Ceci étant dit, l’affaire est vite résumée. Une bande d’amis se retrouve dans une vieille masure pour célébrer le Nouvel An. L’année à peine franchie, ils sont zigouillés les uns après les autres, ou presque. Pour anoblir son entreprise, le réalisateur Tony T. Datis cite les grands films de tueurs, les slashers, Vendredi 13, Halloween et les autres. Bien sûr.

Ce Manoir impose une interminable enfilade de gags à deux balles, pour former un ensemble d’une vacuité accablante. Hormis un amusant personnage d’expert en drogues, il n’y a rien à quoi se raccrocher dans cet humour franchouillard pseudo-hype. On pressent que l’ambition profonde est de livrer un Père Noël est une ordure façon slasher années 2010, mais on prend le pari que ce film-là sera oublié dans deux ans. L’histoire du cinéma jugera.


Au NIFFF cette année:

En sus, on peut relever que le vieillissement démographique marque aussi les longs-métrages censés cibler le jeune public; à passé 20 ans, les victimes potentielles du Manoir sont bien plus vieilles, YouTube ou pas, que celles des massacres des années 1970.

Reste qu’au final, cela fait plus de quatre décennies que des jeunes crétins se font trucider par des techniques plus intelligentes qu’eux. Le Manoir ajoute une goutte, inutile, à ce long fleuve de sang.

Mais puisque nous sommes au NIFFF, et l’on n’est donc pas tenu de se limiter à cette forme déprimante d’humour hexagonal. Aux Philippines, on règle son compte à YouTube avec quelque agressivité, de manière pas plus subtile, mais avec un biais plus imagé.
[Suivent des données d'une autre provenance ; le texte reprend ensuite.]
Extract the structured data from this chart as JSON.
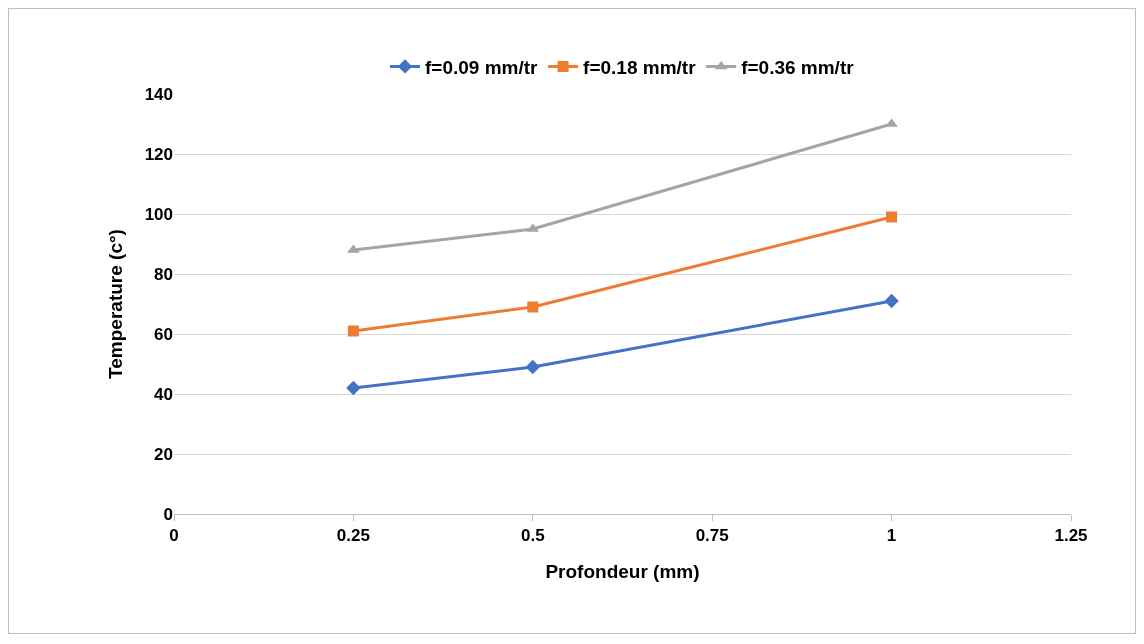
{
  "chart_data": {
    "type": "line",
    "xlabel": "Profondeur (mm)",
    "ylabel": "Temperature (c°)",
    "x": [
      0.25,
      0.5,
      1
    ],
    "series": [
      {
        "name": "f=0.09 mm/tr",
        "color": "#4472c4",
        "marker": "diamond",
        "values": [
          42,
          49,
          71
        ]
      },
      {
        "name": "f=0.18 mm/tr",
        "color": "#ed7d31",
        "marker": "square",
        "values": [
          61,
          69,
          99
        ]
      },
      {
        "name": "f=0.36 mm/tr",
        "color": "#a5a5a5",
        "marker": "triangle",
        "values": [
          88,
          95,
          130
        ]
      }
    ],
    "xlim": [
      0,
      1.25
    ],
    "xticks": [
      0,
      0.25,
      0.5,
      0.75,
      1,
      1.25
    ],
    "ylim": [
      0,
      140
    ],
    "yticks": [
      0,
      20,
      40,
      60,
      80,
      100,
      120,
      140
    ],
    "grid": "y",
    "legend": "top",
    "line_style": "solid"
  }
}
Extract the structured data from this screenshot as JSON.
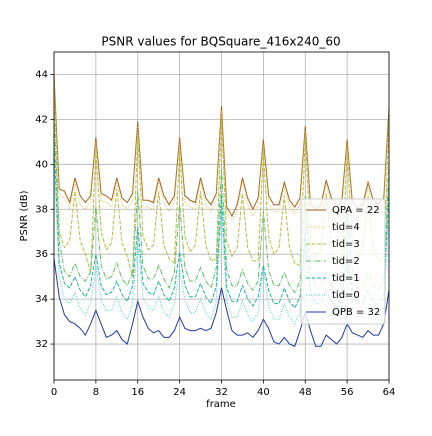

Histoire de sorcières par-delà les générations, Pwera Usog, de Jason Paul Laxamana, met en scène deux jeunes femmes qui veulent être stars sur la plateforme en ligne de Google au point de harceler une mendiante – pas de chance, elle leur jette un mauvais sort. A la fin, la morale sera sauve. Le cinéma fait ce qu’il peut avec YouTube.


 «Hostile», trouvaille post-apocalyptique

Ce vendredi également, le NIFFF propose une autre facette, bien plus prometteuse, du fantastique venu de France: Hostile, premier long-métrage de Mathieu Turi, qui a jusqu’ici collectionné les postes d’assistant, en particulier aux Etats-Unis. Une révélation.

Seule dans son camion tout-terrain, une jeune femme avance sur les routes sablonneuses d’un monde post-apocalyptique. La Terre, sèche, est sillonnée de féroces monstres humanoïdes. Des flash-back racontent l’histoire d’amour de cette femme dans une New York d’alors, bien réelle…

Remarquablement réalisé et interprété, Hostile repose sur un twist final qui laisse certains de marbre. Mais sans conteste, le voyage en vaut la peine.


Festival du film fantastique de Neuchâtel. Jusqu’au samedi 8 juillet. «Le Manoir», vendredi 19h30; «Hostile», à 22h30.